Em Atravesso, canção tema do álbum, somos convidados a olhar as nossas cicatrizes, de todas as feridas que ganhamos ao lutar contra o arame farpado que é o mundo. Há uma constatação de que ser quem se é, resulta em sangue, cortes e luta constante. Há um convite: supere a cerca que te impede de ser, ser humano é um estágio entre o imediato e o imortal. Daqui do meu quarto eu ouço essa canção e penso em Riobaldo, do Guimarães Rosa, dizendo três coisas: viver é muito perigoso, precisamos sobreviver ao sertão em nós e, existe o homem humano –  Travessia. Ouvi “Atravesso” lembrando de Grande Sertão Veredas, a conclusão de ambas é a mesma: viver é atravessar, na travessia você vai sangrar para ter o direito de ser.

Outra canção muito marcante é Cais. Há uma viagem necessária, há abandono da zona de conforto, há precisança de “deixar os ais da lida” para viver o “muito mais da vida”. É um canção de adeus, belíssima, uma canção de consolo: abandone os “ais” que você conhece e se aventure. Me identifiquei muito. Acho que todos passamos por esse momento de abandonar as nossas certezas e lançar o barco no mar.

A interpretação de Rico me lembrou muito muito muito Gonzaguinha (nem sei se ele é uma referência para o cantor). Mas a cadência, a pausa para que as palavras comuniquem seu significado, a sucessão de frases fortes me remete muito ao filho de Luís Gonzaga. A composição Levante me lembrou demais a canção Pequena Memória para um tempo sem memória do Gonzaguinha. Há a mesma inquietação com nossa situação social e política, há o mesmo lirismo ao focar os refletores nos anônimos do cotidiano. Ambas as canções são pulsantes, são canções de guerra em voz mansa e tenra.
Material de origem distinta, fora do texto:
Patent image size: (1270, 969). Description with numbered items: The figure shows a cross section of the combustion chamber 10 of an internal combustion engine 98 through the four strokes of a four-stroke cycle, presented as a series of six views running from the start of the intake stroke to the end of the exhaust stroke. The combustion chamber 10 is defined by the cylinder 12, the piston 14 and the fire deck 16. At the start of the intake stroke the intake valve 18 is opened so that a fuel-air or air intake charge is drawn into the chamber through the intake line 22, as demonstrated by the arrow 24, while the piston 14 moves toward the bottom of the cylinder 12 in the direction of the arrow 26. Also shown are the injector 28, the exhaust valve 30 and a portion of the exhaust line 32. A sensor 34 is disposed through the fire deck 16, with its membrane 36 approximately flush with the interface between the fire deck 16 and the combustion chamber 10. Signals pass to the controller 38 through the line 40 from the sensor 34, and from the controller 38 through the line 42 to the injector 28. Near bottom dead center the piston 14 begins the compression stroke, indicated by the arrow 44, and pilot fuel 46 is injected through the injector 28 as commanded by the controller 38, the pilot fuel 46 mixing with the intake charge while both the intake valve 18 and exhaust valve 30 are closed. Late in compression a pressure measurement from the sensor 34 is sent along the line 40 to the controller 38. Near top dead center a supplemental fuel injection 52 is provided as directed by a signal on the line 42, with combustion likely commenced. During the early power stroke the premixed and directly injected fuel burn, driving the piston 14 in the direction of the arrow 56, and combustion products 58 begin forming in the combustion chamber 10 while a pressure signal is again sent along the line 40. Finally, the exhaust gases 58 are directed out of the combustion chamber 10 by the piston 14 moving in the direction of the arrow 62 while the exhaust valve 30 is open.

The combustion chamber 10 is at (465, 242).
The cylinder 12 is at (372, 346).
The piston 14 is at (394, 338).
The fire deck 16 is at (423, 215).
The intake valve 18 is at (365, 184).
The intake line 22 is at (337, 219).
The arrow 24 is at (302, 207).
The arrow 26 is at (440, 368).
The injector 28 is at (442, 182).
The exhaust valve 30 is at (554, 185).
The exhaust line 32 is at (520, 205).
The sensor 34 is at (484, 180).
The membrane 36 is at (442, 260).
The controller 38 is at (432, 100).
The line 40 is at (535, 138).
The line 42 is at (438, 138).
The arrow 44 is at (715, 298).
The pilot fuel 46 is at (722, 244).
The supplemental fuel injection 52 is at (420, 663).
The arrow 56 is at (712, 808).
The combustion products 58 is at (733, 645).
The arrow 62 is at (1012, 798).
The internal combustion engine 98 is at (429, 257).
Por fim, em Olha esse rapaz, fiquei muito emocionada com a descrição que o autor faz de Cristo. A canção mostra-nos um Deus muito preocupado em ser humano, em sentir como nos sentimos, em compreender as nossas fragilidades de maneira que pudesse nos amar com propriedade. A canção fala-nos de um rapaz que na multidão é o invisível, tem saudade da sua cidade e pelos inimigos entrega o seu espírito. Fiquei comovida porque não bastava essa belíssima descrição desse rapaz que vence por amor, o Rico nos brinda com uma recitação provocativa sobre elementos que cercaram o rapaz e hoje nos dizem respeito (fome, prato, pão, sede, água, barco). Em seguida música prossegue falando que o rapaz tem um olhar que só quer perdoar, tem super poderes e não usa, se recusa a ser um star. Me apaixonei por esta canção porque me apaixono por essas facetas do rapaz. Me apaixono ao lembrar de tudo o que Ele poderia ter feito ou dito e não fez e nem disse porque não tinha consequências no plano eterno e eram apenas inflar ego. Esse rapaz que o Rico canta me confronta porque o encontro todos os dias e insisto em não parecer com Ele quando a ideia é que eu fosse parecida.

Rico Ayade obrigada por “Atravesso”, a viagem é curta mas cheia de sensações e reafirmações. Fui abraçada, acalantada e profundamente provocada com este álbum. Foi viagem deveras interessante.